Begin forwarded message:
From: "Open MPI" <b...@open-mpi.org>
Date: June 8, 2009 11:31:20 AM PDT
Cc: <b...@osl.iu.edu>
Subject: Re: [Open MPI] #1927: v1.3 COMM_SPAWN loop test fails after
~120 spawns
#1927: v1.3 COMM_SPAWN loop test fails after ~120 spawns
-----------------------
+----------------------------------------------------
Reporter: jsquyres | Owner: rhc
Type: defect | Status: closed
Priority: critical | Milestone: Open MPI 1.3.4
Version: 1.3 branch | Resolution: fixed
Keywords: |
-----------------------
+----------------------------------------------------
Changes (by rhc):
* status: new => closed
* resolution: => fixed
Comment:
This was due to a very tight loop on comm_spawn not giving enough
time for
the prior proc to completely terminate (and thus free its file
descriptors) before the next proc was launched.
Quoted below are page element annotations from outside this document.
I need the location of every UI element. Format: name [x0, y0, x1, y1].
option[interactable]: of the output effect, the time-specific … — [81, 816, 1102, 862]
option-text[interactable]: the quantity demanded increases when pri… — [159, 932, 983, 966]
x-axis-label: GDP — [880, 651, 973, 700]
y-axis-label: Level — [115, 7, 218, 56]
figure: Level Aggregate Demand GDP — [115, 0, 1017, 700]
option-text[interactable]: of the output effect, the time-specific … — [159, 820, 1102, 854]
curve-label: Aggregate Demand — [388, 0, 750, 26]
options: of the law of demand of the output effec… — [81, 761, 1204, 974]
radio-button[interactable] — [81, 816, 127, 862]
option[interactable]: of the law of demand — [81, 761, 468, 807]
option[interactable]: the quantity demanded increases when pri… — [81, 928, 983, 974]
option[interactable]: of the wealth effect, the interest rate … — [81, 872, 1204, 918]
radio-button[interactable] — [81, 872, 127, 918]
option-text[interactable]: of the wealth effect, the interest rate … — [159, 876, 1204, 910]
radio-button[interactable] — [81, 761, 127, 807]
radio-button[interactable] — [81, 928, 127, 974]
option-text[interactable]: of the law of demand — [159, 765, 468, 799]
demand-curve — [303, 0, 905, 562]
Eventually, we
built up a
backlog of terminations to process and ran out of fd's.
We introduced a check-and-delay in the code that detects we don't
have
enough fd's to launch another proc, and then waits a second to see if
enough become free before aborting.
Fixed in trunk - can see if we want to bring it to 1.3.
--
Ticket URL: <https://svn.open-mpi.org/trac/ompi/ticket/1927#comment:3>
Open MPI <http://www.open-mpi.org/>
--
Jeff Squyres
Cisco Systems